= Egmont Ehapa =

German publishing house

Egmont Ehapa (officially Egmont Ehapa Media GmbH since 2014; formerly Ehapa Verlag) is a German publishing company. It is a subsidiary of the Egmont Group.

Ehapa is known as a multi-faceted publisher of various kinds of digital and print media, including magazines, comics, books, movies, and even television shows. Egmont is commercially active in 21 different countries and, as of 2005, had approximately 3,600 employees and a yearly revenue of 1.2 billion euros.

==History==
Egmont Ehapa was created in 1951, as a subsidiary of Egmont (then known as Gutenberghus). The name "Ehapa" was taken from the initials of its founder: Egmont Harald Petersen.
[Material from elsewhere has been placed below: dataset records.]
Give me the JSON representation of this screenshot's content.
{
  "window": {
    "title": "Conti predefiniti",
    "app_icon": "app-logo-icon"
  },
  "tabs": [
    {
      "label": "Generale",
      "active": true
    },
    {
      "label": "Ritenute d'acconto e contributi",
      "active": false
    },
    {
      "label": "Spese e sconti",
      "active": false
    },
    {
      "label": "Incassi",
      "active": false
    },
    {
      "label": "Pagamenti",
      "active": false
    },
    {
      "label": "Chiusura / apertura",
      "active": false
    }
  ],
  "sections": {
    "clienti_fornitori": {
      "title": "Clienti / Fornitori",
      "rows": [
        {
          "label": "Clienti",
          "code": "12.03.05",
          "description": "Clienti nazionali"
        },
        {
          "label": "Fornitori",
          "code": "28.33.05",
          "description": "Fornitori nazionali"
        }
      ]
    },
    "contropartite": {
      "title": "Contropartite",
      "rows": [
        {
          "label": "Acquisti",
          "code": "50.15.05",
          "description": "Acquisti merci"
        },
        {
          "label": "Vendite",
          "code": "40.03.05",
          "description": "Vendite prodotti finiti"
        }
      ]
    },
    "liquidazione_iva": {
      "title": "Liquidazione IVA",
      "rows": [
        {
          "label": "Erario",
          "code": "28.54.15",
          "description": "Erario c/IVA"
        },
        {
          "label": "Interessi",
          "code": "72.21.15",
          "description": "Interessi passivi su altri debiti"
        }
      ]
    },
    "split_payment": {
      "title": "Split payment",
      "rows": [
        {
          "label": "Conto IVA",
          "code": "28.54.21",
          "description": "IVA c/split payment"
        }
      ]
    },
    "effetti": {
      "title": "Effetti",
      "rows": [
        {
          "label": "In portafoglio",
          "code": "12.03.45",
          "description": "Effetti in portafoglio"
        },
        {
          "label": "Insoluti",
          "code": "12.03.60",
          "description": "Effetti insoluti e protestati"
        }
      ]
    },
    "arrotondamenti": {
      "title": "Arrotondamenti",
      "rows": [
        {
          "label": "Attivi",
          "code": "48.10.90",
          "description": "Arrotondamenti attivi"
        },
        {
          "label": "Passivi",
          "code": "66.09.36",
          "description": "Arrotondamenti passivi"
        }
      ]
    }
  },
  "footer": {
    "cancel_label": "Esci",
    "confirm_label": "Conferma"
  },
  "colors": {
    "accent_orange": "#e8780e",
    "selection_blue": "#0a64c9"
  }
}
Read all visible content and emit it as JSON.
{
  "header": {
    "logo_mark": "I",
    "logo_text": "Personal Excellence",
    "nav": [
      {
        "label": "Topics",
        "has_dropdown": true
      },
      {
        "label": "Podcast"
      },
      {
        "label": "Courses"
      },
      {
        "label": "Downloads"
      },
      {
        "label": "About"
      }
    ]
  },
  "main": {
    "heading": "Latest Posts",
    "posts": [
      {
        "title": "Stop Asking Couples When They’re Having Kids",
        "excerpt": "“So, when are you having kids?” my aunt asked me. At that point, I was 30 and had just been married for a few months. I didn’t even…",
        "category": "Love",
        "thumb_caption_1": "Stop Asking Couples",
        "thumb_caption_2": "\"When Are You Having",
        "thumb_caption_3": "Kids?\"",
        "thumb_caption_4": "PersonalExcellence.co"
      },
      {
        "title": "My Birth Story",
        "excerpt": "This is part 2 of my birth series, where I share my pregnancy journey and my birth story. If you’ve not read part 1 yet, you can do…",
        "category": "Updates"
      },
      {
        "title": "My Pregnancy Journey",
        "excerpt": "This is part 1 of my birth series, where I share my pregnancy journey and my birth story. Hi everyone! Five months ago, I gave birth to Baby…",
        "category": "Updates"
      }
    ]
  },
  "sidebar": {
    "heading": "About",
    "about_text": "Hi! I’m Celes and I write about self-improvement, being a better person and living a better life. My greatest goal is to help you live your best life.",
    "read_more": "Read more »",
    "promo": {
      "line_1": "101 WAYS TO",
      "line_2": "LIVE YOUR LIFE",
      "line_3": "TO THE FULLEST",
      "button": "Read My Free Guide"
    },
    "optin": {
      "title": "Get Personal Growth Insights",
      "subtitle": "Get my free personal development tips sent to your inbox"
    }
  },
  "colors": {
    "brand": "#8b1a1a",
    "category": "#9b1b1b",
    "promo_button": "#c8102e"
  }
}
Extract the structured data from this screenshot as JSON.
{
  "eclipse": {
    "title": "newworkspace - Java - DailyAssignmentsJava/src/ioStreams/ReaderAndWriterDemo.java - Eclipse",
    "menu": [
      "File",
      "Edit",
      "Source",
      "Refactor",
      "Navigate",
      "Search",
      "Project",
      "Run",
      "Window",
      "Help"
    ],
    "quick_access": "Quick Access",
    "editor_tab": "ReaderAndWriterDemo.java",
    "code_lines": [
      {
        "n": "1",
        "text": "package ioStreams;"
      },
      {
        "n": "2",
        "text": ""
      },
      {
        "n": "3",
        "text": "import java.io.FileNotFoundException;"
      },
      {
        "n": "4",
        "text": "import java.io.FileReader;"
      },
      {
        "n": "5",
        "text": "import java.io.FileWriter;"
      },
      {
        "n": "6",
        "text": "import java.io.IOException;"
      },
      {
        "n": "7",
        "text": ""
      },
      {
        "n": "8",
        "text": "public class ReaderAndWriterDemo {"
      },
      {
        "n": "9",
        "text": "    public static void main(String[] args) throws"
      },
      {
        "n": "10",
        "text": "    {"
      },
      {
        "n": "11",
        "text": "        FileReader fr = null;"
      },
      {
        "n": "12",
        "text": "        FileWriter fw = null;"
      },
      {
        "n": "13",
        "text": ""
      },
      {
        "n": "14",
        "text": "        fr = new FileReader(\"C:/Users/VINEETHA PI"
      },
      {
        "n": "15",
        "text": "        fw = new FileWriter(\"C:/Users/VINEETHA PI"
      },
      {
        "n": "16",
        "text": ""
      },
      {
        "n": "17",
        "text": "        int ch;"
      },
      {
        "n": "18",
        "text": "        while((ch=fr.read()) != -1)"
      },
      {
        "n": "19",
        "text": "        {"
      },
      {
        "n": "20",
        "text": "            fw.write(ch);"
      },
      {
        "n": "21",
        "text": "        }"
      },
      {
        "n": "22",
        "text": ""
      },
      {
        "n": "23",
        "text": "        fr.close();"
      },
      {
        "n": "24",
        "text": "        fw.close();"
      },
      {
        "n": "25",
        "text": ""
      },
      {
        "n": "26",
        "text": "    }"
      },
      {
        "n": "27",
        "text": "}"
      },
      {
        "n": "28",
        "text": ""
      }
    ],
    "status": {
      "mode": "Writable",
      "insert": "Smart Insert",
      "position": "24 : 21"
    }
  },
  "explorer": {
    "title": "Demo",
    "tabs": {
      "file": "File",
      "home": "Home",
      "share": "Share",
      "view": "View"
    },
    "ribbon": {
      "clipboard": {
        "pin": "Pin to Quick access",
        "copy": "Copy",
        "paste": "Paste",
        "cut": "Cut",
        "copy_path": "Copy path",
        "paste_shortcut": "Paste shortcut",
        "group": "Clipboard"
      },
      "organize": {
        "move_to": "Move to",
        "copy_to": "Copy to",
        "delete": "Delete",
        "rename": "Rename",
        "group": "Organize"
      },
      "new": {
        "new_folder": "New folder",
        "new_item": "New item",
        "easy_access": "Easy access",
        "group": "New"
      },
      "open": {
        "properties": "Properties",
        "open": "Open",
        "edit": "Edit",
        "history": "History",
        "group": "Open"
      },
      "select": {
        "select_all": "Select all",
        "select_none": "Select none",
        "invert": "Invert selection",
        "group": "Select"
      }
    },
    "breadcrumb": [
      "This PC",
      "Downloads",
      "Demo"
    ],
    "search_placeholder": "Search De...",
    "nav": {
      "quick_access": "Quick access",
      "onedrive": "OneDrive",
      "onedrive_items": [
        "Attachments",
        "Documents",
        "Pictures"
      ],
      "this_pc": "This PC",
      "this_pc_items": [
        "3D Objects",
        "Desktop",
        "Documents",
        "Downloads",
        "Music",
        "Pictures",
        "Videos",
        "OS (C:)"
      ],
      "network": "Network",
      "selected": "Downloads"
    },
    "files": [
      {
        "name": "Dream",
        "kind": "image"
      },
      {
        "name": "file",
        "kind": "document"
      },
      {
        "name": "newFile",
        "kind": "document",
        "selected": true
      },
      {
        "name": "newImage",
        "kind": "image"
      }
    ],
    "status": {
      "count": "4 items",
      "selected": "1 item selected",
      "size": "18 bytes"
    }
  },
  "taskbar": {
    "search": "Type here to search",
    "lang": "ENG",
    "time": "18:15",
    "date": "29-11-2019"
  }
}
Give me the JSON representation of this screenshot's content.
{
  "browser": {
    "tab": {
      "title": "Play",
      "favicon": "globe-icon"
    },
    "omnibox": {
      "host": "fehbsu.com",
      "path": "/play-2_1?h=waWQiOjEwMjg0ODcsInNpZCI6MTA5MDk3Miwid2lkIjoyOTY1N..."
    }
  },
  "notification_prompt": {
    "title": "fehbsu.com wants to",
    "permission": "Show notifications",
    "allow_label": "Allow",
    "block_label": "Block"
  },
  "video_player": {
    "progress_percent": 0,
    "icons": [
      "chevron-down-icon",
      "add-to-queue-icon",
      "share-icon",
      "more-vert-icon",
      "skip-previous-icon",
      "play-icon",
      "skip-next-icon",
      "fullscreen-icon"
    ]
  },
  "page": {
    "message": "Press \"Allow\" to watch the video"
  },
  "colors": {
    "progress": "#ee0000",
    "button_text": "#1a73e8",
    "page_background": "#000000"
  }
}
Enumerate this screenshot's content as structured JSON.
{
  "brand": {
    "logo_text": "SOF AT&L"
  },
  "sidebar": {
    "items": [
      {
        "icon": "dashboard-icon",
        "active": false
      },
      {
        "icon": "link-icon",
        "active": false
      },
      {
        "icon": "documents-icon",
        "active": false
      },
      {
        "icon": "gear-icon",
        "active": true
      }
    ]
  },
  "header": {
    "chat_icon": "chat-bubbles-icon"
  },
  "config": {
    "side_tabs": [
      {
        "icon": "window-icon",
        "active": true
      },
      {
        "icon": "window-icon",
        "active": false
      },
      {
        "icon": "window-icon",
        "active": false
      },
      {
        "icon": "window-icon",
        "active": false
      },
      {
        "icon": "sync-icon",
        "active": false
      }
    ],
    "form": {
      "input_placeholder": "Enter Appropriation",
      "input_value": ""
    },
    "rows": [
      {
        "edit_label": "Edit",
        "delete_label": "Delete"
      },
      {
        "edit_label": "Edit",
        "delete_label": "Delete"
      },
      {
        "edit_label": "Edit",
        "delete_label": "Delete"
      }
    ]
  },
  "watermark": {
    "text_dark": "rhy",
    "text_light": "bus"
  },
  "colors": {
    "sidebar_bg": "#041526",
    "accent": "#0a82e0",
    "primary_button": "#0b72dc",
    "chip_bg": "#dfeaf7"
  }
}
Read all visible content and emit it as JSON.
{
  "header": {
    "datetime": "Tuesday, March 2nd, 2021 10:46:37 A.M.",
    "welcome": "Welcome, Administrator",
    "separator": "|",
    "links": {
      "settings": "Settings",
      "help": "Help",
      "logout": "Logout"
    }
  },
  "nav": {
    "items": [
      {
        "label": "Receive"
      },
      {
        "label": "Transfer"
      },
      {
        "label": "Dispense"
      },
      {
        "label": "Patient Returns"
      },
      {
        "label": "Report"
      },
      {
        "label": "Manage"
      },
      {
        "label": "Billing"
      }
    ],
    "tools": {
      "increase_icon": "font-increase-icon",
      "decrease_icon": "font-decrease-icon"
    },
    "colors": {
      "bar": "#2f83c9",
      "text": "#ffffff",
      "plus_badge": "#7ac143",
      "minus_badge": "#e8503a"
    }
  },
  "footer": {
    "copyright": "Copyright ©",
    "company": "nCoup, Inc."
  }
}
Some of the more popular German-language comics published by Egmont Ehapa Verlag GmbH include: Asterix, Lucky Luke, Donald Duck, Mickey Mouse, Winnie the Pooh, Wendy and SpongeBob SquarePants.

In September 2001, Egmont Interactive made a surprise announcement that it would discontinue its business activities as of September 30, 2001. The games distributed by Egmont Interactive and the joint label Shoebox were continued by dtp entertainment. The closure of Egmont Interactive was justified by worldwide restructuring at Egmont Ehapa Verlag. Only one of five employees was kept on within the publishing company, the other four employees were laid off.

Several of the publisher's publications have been awarded the Max and Moritz Prize.